Laboratory director Remy Kachadourian logs in samples of marijuana edibles for THC potency testing at state-licensed cannabis testing facility Steep Hill Halent of Colorado in Denver on March 31, 2015. (Joe Amon, Denver Post file)

Marijuana testing facilities in Jefferson County face uphill battle

JEFFERSON COUNTY — Jefferson County likely will allow marijuana testing facilities to operate next year, but industry experts question whether there will be interest or if those businesses will survive.

After more than two years of discussions, the commissioners informed county staff that they would like to pursue allowing testing facilities in unincorporated Jefferson County but would vote on banning retail sales and the grow industry.

“We are taking small steps in looking at this industry,” Commissioner Don Rosier said. “We felt testing was that first step.”

Rosier — who represents most of unincorporated Jeffco — was the biggest proponent of allowing testing facilities when commissioners revisited the marijuana industry after appointing a work group to study the issue last year and later extended a moratorium banning marijuana sales in unincorporated Jefferson County until Jan. 1, 2016.

Ordinances allowing testing and banning retail sales and grows will be read and voted on by mid-November to allow the laws to go into effect at the start of 2016. Jeffco, like other areas that allow marijuana testing, will permit labs only in industrial zones.

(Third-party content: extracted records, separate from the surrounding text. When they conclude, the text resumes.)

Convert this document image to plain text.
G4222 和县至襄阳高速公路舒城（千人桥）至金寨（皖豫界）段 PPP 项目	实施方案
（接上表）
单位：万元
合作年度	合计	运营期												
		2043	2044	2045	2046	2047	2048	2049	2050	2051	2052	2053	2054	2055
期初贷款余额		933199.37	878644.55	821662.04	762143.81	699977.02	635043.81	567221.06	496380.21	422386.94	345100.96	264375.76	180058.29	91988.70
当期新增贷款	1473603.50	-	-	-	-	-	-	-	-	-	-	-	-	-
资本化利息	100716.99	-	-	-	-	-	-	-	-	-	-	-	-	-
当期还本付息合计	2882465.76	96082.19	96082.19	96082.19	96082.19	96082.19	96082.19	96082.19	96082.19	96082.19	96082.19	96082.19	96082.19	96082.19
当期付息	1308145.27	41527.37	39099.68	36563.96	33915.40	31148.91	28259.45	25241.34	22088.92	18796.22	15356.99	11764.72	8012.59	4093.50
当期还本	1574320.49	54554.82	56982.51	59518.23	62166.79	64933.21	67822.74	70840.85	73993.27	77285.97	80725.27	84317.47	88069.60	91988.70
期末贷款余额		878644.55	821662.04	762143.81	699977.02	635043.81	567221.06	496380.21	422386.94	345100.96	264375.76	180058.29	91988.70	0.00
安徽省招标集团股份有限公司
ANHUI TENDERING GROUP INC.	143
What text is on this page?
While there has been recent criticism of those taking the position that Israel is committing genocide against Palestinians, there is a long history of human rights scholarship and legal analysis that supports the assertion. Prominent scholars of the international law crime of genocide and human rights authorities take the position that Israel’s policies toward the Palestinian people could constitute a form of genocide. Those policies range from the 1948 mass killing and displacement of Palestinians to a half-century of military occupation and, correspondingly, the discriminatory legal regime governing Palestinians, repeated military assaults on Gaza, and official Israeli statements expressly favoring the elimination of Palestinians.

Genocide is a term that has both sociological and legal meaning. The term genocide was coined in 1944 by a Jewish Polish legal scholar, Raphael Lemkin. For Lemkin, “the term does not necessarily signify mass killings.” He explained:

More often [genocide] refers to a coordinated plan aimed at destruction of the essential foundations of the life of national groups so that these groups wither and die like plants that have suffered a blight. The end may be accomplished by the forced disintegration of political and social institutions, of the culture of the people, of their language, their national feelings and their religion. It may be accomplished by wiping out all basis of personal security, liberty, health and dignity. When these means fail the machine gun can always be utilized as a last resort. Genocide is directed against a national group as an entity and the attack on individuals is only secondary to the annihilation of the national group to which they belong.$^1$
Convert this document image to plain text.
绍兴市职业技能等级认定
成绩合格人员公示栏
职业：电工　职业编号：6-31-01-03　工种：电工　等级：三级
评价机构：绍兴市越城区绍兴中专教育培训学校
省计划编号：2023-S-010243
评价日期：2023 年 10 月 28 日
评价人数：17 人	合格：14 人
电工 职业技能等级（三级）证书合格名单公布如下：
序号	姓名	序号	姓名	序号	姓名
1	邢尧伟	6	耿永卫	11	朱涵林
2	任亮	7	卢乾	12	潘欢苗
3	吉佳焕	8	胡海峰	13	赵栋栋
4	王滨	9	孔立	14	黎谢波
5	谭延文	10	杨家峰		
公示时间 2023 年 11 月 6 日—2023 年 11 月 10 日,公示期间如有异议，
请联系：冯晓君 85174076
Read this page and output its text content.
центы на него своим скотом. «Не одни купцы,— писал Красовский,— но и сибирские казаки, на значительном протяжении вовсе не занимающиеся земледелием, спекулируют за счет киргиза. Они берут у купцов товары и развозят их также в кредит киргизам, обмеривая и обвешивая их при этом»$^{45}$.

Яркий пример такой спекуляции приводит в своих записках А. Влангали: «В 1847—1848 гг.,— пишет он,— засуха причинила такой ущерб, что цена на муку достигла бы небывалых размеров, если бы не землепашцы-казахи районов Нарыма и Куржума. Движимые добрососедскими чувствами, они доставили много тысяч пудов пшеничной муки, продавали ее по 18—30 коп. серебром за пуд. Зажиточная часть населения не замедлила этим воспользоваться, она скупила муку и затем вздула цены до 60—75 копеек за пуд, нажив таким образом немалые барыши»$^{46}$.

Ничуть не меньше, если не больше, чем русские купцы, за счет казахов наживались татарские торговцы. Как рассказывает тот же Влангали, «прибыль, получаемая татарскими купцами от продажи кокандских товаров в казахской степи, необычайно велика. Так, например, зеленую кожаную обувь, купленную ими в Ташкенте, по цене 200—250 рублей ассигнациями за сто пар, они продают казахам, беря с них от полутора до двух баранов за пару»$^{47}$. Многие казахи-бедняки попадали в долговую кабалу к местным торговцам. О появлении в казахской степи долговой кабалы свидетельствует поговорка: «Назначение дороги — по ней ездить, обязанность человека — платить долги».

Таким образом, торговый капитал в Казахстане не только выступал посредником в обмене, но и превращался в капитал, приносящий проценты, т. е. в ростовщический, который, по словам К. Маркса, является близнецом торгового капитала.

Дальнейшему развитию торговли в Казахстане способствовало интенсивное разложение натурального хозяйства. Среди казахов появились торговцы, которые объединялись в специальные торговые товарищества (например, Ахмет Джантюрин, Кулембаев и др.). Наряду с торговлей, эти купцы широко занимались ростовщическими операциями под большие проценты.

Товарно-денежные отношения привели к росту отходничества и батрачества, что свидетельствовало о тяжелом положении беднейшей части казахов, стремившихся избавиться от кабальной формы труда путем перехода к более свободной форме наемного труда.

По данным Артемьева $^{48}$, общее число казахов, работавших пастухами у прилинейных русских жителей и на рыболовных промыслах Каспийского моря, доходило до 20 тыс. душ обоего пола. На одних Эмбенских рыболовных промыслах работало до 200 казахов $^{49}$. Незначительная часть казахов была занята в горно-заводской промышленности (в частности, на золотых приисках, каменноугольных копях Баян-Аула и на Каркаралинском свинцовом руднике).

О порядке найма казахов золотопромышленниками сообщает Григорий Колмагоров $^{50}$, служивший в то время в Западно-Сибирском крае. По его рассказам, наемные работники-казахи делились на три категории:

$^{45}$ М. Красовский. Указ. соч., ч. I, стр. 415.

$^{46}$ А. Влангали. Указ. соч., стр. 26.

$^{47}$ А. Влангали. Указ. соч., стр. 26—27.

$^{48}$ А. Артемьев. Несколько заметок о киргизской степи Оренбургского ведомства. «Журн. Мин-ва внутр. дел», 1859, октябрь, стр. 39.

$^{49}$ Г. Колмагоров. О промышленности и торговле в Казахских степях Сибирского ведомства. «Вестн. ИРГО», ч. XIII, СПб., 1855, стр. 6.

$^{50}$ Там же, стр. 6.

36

However, some of those already in the marijuana testing industry, don’t think Jefferson County will soon be a hotbed for testing labs.

“If you already have two (labs) serving people’s needs in a county that largely has no recreational market other than a few places, who’s it going to serve?” said Ronn Nixon, a marijuana consumer advocate and former member of Jeffco’s marijuana task force.

Jefferson County is also a tough testing market in that Lakewood, Arvada and Golden do not allow retail sales.

“Any lab coming in will find not so much business,” said Peter Perrone, owner of Gobi Analytical in Wheat Ridge. “It’s a very competitive environment and it’s keeping costs low.”

Gobi is one of two labs in Wheat Ridge that test marijuana. Perrone said that while his lab is one of the bigger ones in the state, there are several factors making the industry a difficult one.

Labs are only allowed to test marijuana, and many cultivation facilities are not required to do as much testing once their product becomes validated.

Perrone said that while he has seen an increase in customers, he’s getting less business because once a specific product passes inspection four times, it only needs to be tested twice a year.

Next year, the state will require medical marijuana facilities to begin testing, which should create more business. But according to Ian Barringer, who owns Rm3 Labs in Boulder County, most of the existing labs will get certified for medical testing and likely dominate the market.

There are 19 testing facilities in the state and, according to Barringer, about four or five get most of the business. However, he does believe someone will try to open a marijuana testing lab in Jeffco.

“I would expect there may well be an applicant, either an existing lab wanting to move, or a new applicant,” he said. “But unless they come with existing body of clients, or some sort of advantage, it will be tough.”

Barringer and Perrone both own labs that are about 2,000 square feet, with Barringer’s set to double in size. Each area of testing, from flowers to edibles, have different machines that run the tests, making the labs cramped.

Perrone has seven full-time workers and two part-time staff. The lab technicians are paid around $50,000 per year with the lab director making around $70,000. A bachelor’s degree in a science field and previous experience at a lab is required.

The higher education component is something that Rosier said appealed to him when studying the issue, even though it will not produce any sales tax revenue.

“It provides that opportunity for investment in the county, job creation in the county,” Rosier said. “Is it going to be a whole bunch of jobs? Probably not, but it fits in with our business clusters.”

But according to Nixon, it only further emphasizes what he believes to be an institutional bias against marijuana in Jeffco.

“I think cherry picking the highest-paid, best-educated, non-consumer function of regulated marijuana is a disservice and is not a step in the right direction, but really establishes the county’s long-standing institutional prejudice against marijuana,” Nixon said.

Mike Elliott with the Marijuana Industry Group said allowing testing is a safe option, but he doesn’t know that anyone will open a facility as it won’t be convenient for potential customers.

“They’re probably looking for locations where they are going to have traffic,” he said. “Who knows, maybe a testing facility will do it anyway.”